On peut penser que la transformation économique du graphe social en revenus représente un des principaux enjeux de G+, si Google disposait de la base de FB il pourrait en multiplier fortement ses revenus…
Facebook est potentiellement beaucoup plus profitable que Google.
Car aux revenus de la pub s’ajoutent les redevances qui peuvent être générés par les entreprises qui exploitent ces plateformes. Les chiffres de Zynga sont à cet effet impressionnants et illustrent bien le potentiel d’une base faite de centaines de millions de consommateurs en ligne.
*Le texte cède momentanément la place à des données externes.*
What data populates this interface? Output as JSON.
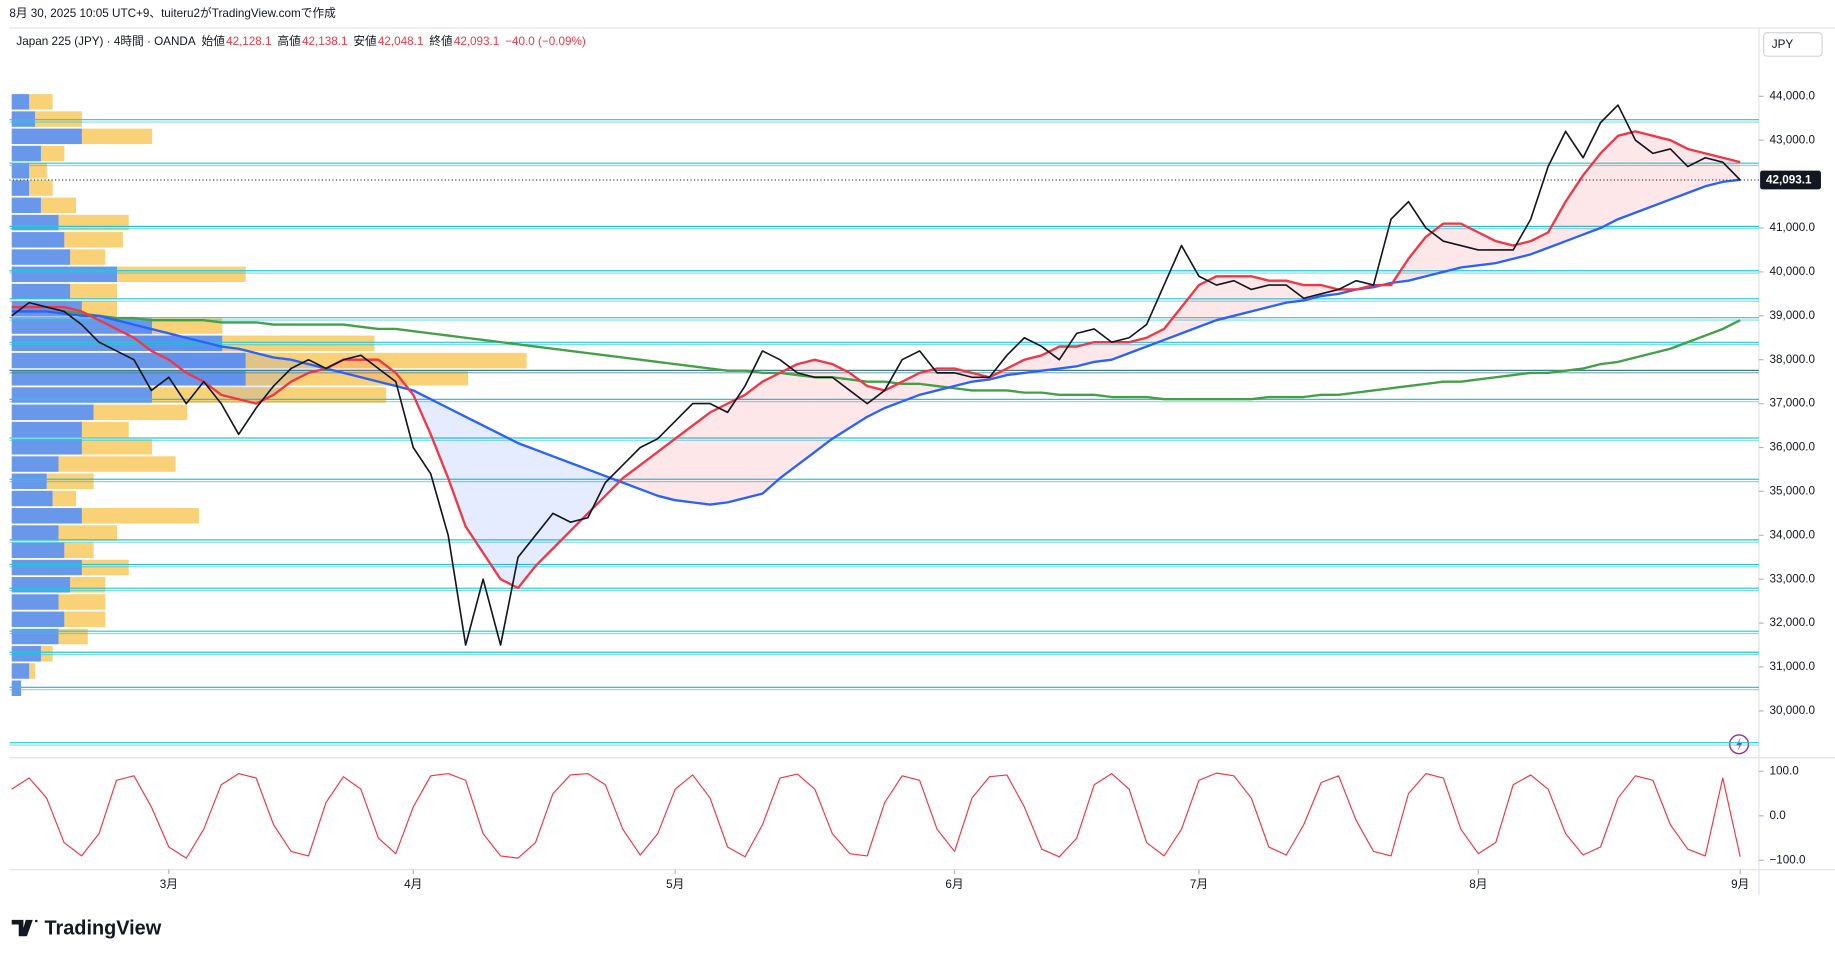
{
  "header": "8月 30, 2025 10:05 UTC+9、tuiteru2がTradingView.comで作成",
  "logo": "TradingView",
  "chart_data": [
    {
      "type": "line",
      "legend": [
        "Japan 225 (JPY) · 4時間 · OANDA",
        "始値",
        "42,128.1",
        "高値",
        "42,138.1",
        "安値",
        "42,048.1",
        "終値",
        "42,093.1",
        "−40.0 (−0.09%)"
      ],
      "currency": "JPY",
      "categories": [
        null,
        null,
        null,
        null,
        null,
        null,
        null,
        null,
        null,
        "3月",
        null,
        null,
        null,
        null,
        null,
        null,
        null,
        null,
        null,
        null,
        null,
        null,
        null,
        "4月",
        null,
        null,
        null,
        null,
        null,
        null,
        null,
        null,
        null,
        null,
        null,
        null,
        null,
        null,
        "5月",
        null,
        null,
        null,
        null,
        null,
        null,
        null,
        null,
        null,
        null,
        null,
        null,
        null,
        null,
        null,
        "6月",
        null,
        null,
        null,
        null,
        null,
        null,
        null,
        null,
        null,
        null,
        null,
        null,
        null,
        "7月",
        null,
        null,
        null,
        null,
        null,
        null,
        null,
        null,
        null,
        null,
        null,
        null,
        null,
        null,
        null,
        "8月",
        null,
        null,
        null,
        null,
        null,
        null,
        null,
        null,
        null,
        null,
        null,
        null,
        null,
        null,
        "9月"
      ],
      "ylim": [
        29000,
        45500
      ],
      "yticks": [
        {
          "value": 44000,
          "label": "44,000.0"
        },
        {
          "value": 43000,
          "label": "43,000.0"
        },
        {
          "value": 42000,
          "label": "42,000.0"
        },
        {
          "value": 41000,
          "label": "41,000.0"
        },
        {
          "value": 40000,
          "label": "40,000.0"
        },
        {
          "value": 39000,
          "label": "39,000.0"
        },
        {
          "value": 38000,
          "label": "38,000.0"
        },
        {
          "value": 37000,
          "label": "37,000.0"
        },
        {
          "value": 36000,
          "label": "36,000.0"
        },
        {
          "value": 35000,
          "label": "35,000.0"
        },
        {
          "value": 34000,
          "label": "34,000.0"
        },
        {
          "value": 33000,
          "label": "33,000.0"
        },
        {
          "value": 32000,
          "label": "32,000.0"
        },
        {
          "value": 31000,
          "label": "31,000.0"
        },
        {
          "value": 30000,
          "label": "30,000.0"
        }
      ],
      "series": [
        {
          "color": "#131722",
          "last_label": "42,093.1",
          "values": [
            39000,
            39300,
            39200,
            39100,
            38800,
            38400,
            38200,
            38000,
            37300,
            37600,
            37000,
            37500,
            37000,
            36300,
            36900,
            37400,
            37800,
            38000,
            37800,
            38000,
            38100,
            37800,
            37500,
            36000,
            35400,
            34000,
            31500,
            33000,
            31500,
            33500,
            34000,
            34500,
            34300,
            34400,
            35200,
            35600,
            36000,
            36200,
            36600,
            37000,
            37000,
            36800,
            37400,
            38200,
            38000,
            37700,
            37600,
            37600,
            37300,
            37000,
            37300,
            38000,
            38200,
            37700,
            37700,
            37600,
            37600,
            38100,
            38500,
            38300,
            38000,
            38600,
            38700,
            38400,
            38500,
            38800,
            39700,
            40600,
            39900,
            39700,
            39800,
            39600,
            39700,
            39700,
            39400,
            39500,
            39600,
            39800,
            39700,
            41200,
            41600,
            41000,
            40700,
            40600,
            40500,
            40500,
            40500,
            41200,
            42400,
            43200,
            42600,
            43400,
            43800,
            43000,
            42700,
            42800,
            42400,
            42600,
            42500,
            42093.1
          ]
        },
        {
          "color": "#f23645",
          "values": [
            39200,
            39200,
            39200,
            39200,
            39100,
            38900,
            38700,
            38500,
            38200,
            38000,
            37700,
            37500,
            37200,
            37100,
            37000,
            37200,
            37500,
            37700,
            37800,
            38000,
            38000,
            38000,
            37700,
            37200,
            36300,
            35300,
            34200,
            33600,
            33000,
            32800,
            33300,
            33700,
            34100,
            34500,
            34900,
            35300,
            35600,
            35900,
            36200,
            36500,
            36800,
            37000,
            37200,
            37500,
            37700,
            37900,
            38000,
            37900,
            37700,
            37400,
            37300,
            37500,
            37700,
            37800,
            37800,
            37700,
            37600,
            37800,
            38000,
            38100,
            38300,
            38300,
            38400,
            38400,
            38400,
            38500,
            38700,
            39200,
            39700,
            39900,
            39900,
            39900,
            39800,
            39800,
            39700,
            39700,
            39600,
            39600,
            39700,
            39700,
            40300,
            40800,
            41100,
            41100,
            40900,
            40700,
            40600,
            40700,
            40900,
            41600,
            42200,
            42700,
            43100,
            43200,
            43100,
            43000,
            42800,
            42700,
            42600,
            42500
          ]
        },
        {
          "color": "#2962ff",
          "values": [
            39100,
            39100,
            39100,
            39050,
            39000,
            39000,
            38900,
            38800,
            38700,
            38600,
            38500,
            38400,
            38300,
            38250,
            38150,
            38050,
            38000,
            37900,
            37800,
            37700,
            37600,
            37500,
            37400,
            37300,
            37100,
            36900,
            36700,
            36500,
            36300,
            36100,
            35950,
            35800,
            35650,
            35500,
            35350,
            35200,
            35050,
            34900,
            34800,
            34750,
            34700,
            34750,
            34850,
            34950,
            35300,
            35600,
            35900,
            36200,
            36450,
            36700,
            36900,
            37050,
            37200,
            37300,
            37400,
            37500,
            37550,
            37650,
            37700,
            37750,
            37800,
            37850,
            37950,
            38000,
            38150,
            38300,
            38450,
            38600,
            38750,
            38900,
            39000,
            39100,
            39200,
            39300,
            39350,
            39450,
            39500,
            39600,
            39650,
            39750,
            39800,
            39900,
            40000,
            40100,
            40150,
            40200,
            40300,
            40400,
            40550,
            40700,
            40850,
            41000,
            41200,
            41350,
            41500,
            41650,
            41800,
            41950,
            42050,
            42100
          ]
        },
        {
          "color": "#43a047",
          "values": [
            null,
            null,
            null,
            39100,
            39050,
            39000,
            38950,
            38950,
            38900,
            38900,
            38900,
            38900,
            38850,
            38850,
            38850,
            38800,
            38800,
            38800,
            38800,
            38800,
            38750,
            38700,
            38700,
            38650,
            38600,
            38550,
            38500,
            38450,
            38400,
            38350,
            38300,
            38250,
            38200,
            38150,
            38100,
            38050,
            38000,
            37950,
            37900,
            37850,
            37800,
            37750,
            37750,
            37700,
            37700,
            37650,
            37600,
            37600,
            37550,
            37500,
            37500,
            37450,
            37450,
            37400,
            37350,
            37300,
            37300,
            37300,
            37250,
            37250,
            37200,
            37200,
            37200,
            37150,
            37150,
            37150,
            37100,
            37100,
            37100,
            37100,
            37100,
            37100,
            37150,
            37150,
            37150,
            37200,
            37200,
            37250,
            37300,
            37350,
            37400,
            37450,
            37500,
            37500,
            37550,
            37600,
            37650,
            37700,
            37700,
            37750,
            37800,
            37900,
            37950,
            38050,
            38150,
            38250,
            38400,
            38550,
            38700,
            38900
          ]
        }
      ],
      "levels": [
        {
          "value": 43440,
          "color": "#26c6da"
        },
        {
          "value": 42450,
          "color": "#26c6da"
        },
        {
          "value": 41010,
          "color": "#26c6da"
        },
        {
          "value": 40000,
          "color": "#26c6da"
        },
        {
          "value": 39360,
          "color": "#26c6da"
        },
        {
          "value": 38930,
          "color": "#26c6da"
        },
        {
          "value": 38370,
          "color": "#26c6da"
        },
        {
          "value": 37730,
          "color": "#3f7f8c"
        },
        {
          "value": 37070,
          "color": "#26c6da"
        },
        {
          "value": 36190,
          "color": "#26c6da"
        },
        {
          "value": 35250,
          "color": "#26c6da"
        },
        {
          "value": 33870,
          "color": "#26c6da"
        },
        {
          "value": 33310,
          "color": "#26c6da"
        },
        {
          "value": 32770,
          "color": "#26c6da"
        },
        {
          "value": 31790,
          "color": "#26c6da"
        },
        {
          "value": 31310,
          "color": "#26c6da"
        },
        {
          "value": 30510,
          "color": "#26c6da"
        },
        {
          "value": 29250,
          "color": "#26c6da"
        }
      ],
      "volume_profile": {
        "range": [
          30300,
          44050
        ],
        "colors": [
          "#4f86e6",
          "#f8c555"
        ],
        "up": [
          15,
          20,
          60,
          25,
          15,
          15,
          25,
          40,
          45,
          50,
          90,
          50,
          60,
          120,
          180,
          200,
          200,
          120,
          70,
          60,
          60,
          40,
          30,
          35,
          60,
          40,
          45,
          60,
          50,
          40,
          45,
          40,
          25,
          15,
          8
        ],
        "down": [
          20,
          40,
          60,
          20,
          15,
          20,
          30,
          60,
          50,
          30,
          110,
          40,
          30,
          60,
          130,
          240,
          190,
          200,
          80,
          40,
          60,
          100,
          40,
          20,
          100,
          50,
          25,
          40,
          30,
          40,
          35,
          25,
          10,
          5,
          0
        ]
      }
    },
    {
      "type": "line",
      "ylim": [
        -118,
        124
      ],
      "yticks": [
        {
          "value": 100,
          "label": "100.0"
        },
        {
          "value": 0,
          "label": "0.0"
        },
        {
          "value": -100,
          "label": "−100.0"
        }
      ],
      "series": [
        {
          "color": "#f23645",
          "values": [
            60,
            85,
            40,
            -60,
            -90,
            -40,
            80,
            90,
            20,
            -70,
            -95,
            -30,
            70,
            95,
            85,
            -20,
            -80,
            -90,
            30,
            88,
            60,
            -50,
            -85,
            20,
            90,
            95,
            80,
            -40,
            -90,
            -95,
            -60,
            50,
            92,
            95,
            70,
            -30,
            -88,
            -40,
            60,
            92,
            40,
            -70,
            -92,
            -20,
            85,
            94,
            60,
            -40,
            -85,
            -90,
            30,
            90,
            80,
            -30,
            -80,
            40,
            88,
            92,
            20,
            -75,
            -92,
            -50,
            70,
            95,
            60,
            -60,
            -90,
            -30,
            80,
            96,
            90,
            40,
            -70,
            -88,
            -20,
            75,
            90,
            -10,
            -80,
            -90,
            50,
            95,
            85,
            -30,
            -85,
            -60,
            70,
            92,
            60,
            -40,
            -88,
            -70,
            40,
            90,
            80,
            -20,
            -75,
            -90,
            85,
            -92
          ]
        }
      ]
    }
  ]
}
C’est là que se situe l’immense supériorité économique du réseau social sur les autres activités du web puisqu’elle est directement corrélée avec 2 critères ;la surface de contact avec le consommateur ( à savoir le temps qu’il passe dessus et la quantité/ granularité/rareté des infos détenues sur les utilisateurs .
Ainsi, les relations de dépendance entre les entreprises (virtuelles ou pas) et les réseaux sociaux paraissent tout à fait comparables à celles qu’entretiennent les industriels avec la grande distribution…en pire. Une entreprise dont le chiffre d’affaires serait essentiellement réalisé sur un réseau social est comparable à une marque qui ne serait vendue que dans un seul supermarché qu’elle ne contrôle pas!
On peut donc penser que l’évolution du modèle économique des réseaux sociaux suivra ce chemin: passé le recrutement de dizaines de millions d’utilisateurs, l’intégration progressive sous le contrôle du réseau de nouvelles sources de revenus et leur exploitation, via des marques propriétaires développées par des acteurs extérieurs, etc.
Ainsi pourrait-on voir se créer par exemple
un HyperUltraGigaMarché par un géant d’un réseau social qui offrirait le plus grand lieu de vente du monde,
un site d’enchères (Facebook a plus de « clients » qu’Ebay (qui a racheté un réseau social (Meetup) en 2006)],
des plateformes de jeu, de paris en ligne, des églises…
les possibilités et les capacités d’investissement de ces sites sont telles qu’ils n’ont que l’embarras du choix.
On voit ainsi que ce modèle est bien plus puissant et bien moins dangereux que celui évident de la revente des données ou de ciblages à des tiers commerciaux avec tous les risques de défiance des utilisateurs qu'elle comporte car la confiance de leurs utilisateurs est sans doute le principal talon d'Achille des réseaux sociaux.
A quel moment les réseaux sortiront-ils du bois avec le risque de générer un tsunami sur tout l’écosystème du web ?
Là doit être une de leurs principales interrogations mais gageons que l’antitrust et les autorités de tous poils doivent déjà les y attendre.